Ironically, among some members of the Gracie family, it appears a similar pattern has taken hold.
At UFC 162 on July 6 last year, Roger Gracie lost a one-sided, three-round decision to Tim Kennedy, in a fight that saw Kennedy land 54 of 92 punches thrown, while Roger landed just 12 of 29.
Afterwards, UFC Hall of Famer Royce Gracie argued that the reason Gracie family fighters are not doing well is actually because they are cross training.
“Jiu-jitsu is enough,” said Royce. “I’ve trained boxing in the past to learn the distance, trained wrestling to understand how he would take me down, but I won’t get there to fight my opponent’s game. The guys from the family want to complement their game, like if jiu-jitsu was incomplete. I guess they forgot a little about history.”
“Roger, like any other member of the family, is trying to learn wrestling, boxing. I believe in pure jiu-jitsu. That’s what I’ve done in the past. You have to go back to your roots and train Gracie jiu-jitsu.”
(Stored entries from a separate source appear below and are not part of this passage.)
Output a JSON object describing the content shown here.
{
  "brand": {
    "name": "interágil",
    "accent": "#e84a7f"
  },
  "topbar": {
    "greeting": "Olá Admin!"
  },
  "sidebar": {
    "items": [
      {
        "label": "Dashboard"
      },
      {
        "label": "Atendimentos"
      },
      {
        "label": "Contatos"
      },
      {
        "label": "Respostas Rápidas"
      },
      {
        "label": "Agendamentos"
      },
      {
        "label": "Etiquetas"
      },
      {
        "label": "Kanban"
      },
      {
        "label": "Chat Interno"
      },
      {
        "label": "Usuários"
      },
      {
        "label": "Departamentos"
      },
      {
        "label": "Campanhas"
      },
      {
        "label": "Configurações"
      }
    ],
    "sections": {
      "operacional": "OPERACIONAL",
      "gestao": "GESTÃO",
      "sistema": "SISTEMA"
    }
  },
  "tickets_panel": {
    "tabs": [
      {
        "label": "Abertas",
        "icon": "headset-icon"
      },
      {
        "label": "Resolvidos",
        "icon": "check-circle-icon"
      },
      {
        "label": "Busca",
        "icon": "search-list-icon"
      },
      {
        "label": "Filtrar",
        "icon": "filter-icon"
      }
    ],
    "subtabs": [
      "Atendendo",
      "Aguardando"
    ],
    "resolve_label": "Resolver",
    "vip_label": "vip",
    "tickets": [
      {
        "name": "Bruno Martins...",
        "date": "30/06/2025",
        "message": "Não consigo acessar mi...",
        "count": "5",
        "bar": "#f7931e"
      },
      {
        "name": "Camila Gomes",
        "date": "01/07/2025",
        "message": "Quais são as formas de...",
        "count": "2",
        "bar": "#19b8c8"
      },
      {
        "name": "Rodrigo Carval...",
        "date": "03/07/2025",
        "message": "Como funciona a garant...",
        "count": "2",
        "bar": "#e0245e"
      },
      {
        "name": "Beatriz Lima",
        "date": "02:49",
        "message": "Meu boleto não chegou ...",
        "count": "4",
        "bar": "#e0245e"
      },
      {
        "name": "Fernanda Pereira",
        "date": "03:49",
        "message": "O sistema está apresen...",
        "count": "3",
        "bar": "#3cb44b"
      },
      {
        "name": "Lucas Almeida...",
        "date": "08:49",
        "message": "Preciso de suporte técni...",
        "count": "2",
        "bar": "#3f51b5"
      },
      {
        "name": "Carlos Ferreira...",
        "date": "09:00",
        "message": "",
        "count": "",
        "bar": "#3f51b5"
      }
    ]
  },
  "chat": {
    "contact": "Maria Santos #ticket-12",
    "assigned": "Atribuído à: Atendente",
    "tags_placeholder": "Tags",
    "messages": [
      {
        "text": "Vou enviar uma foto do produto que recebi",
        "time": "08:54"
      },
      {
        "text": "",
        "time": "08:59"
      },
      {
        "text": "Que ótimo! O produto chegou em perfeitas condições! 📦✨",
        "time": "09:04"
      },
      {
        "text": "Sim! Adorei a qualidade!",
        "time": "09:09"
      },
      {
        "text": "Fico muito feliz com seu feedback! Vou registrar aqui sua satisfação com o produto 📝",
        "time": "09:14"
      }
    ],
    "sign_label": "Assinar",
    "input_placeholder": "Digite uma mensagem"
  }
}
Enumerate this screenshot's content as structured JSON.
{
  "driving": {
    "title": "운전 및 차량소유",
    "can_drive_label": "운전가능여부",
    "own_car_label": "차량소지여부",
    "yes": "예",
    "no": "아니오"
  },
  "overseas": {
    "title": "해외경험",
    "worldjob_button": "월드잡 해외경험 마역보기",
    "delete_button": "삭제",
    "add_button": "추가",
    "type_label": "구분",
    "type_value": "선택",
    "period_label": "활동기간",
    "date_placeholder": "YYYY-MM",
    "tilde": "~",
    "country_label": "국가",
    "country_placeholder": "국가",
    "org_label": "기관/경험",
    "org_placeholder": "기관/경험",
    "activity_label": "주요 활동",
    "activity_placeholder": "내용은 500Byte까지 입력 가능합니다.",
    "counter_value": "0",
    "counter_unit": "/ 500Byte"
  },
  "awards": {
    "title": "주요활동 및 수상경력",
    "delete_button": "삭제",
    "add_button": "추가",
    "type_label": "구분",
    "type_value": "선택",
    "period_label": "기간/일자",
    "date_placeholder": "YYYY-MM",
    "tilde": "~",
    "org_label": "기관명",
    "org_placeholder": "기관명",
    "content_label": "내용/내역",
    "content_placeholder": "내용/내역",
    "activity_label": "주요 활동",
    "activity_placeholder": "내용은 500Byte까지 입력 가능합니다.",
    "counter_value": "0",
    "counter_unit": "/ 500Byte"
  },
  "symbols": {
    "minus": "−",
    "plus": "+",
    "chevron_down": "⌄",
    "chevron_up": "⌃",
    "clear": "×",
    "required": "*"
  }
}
Royler was right in that there were no points at Metamoris. However, as the saying goes, the uniforms and the rules may change, but it's all wrestling. Wrestling is humankind's oldest sport, and regardless of the point system or lack of one, it always comes down to a almost biblical standard – “Whose will be done?”
Eddie Bravo pulled a Quarter Guard, patiently worked to a Lockdown, and then put on a 10th Planet Jiu-Jitsu clinic, with a domination series of sweeps, passes, and submissions, that would have crippled nearly any other grappler on the planet.
Eddie Bravo imposed his will on Royler Gracie. There is nothing wrong with losing. The only way to never lose is to never compete (or to be Rickson but that's another story). But there is something wrong with refusing to acknowledge reality.
The debt that martial arts owes to the Gracie family is incalculable. Their ground technique and reliance on refining technique through no rules fighting has influenced martial arts more than anything, ever. Thus these recent remarks shouldn't arouse anger so much as bewilderment, and genuine sadness.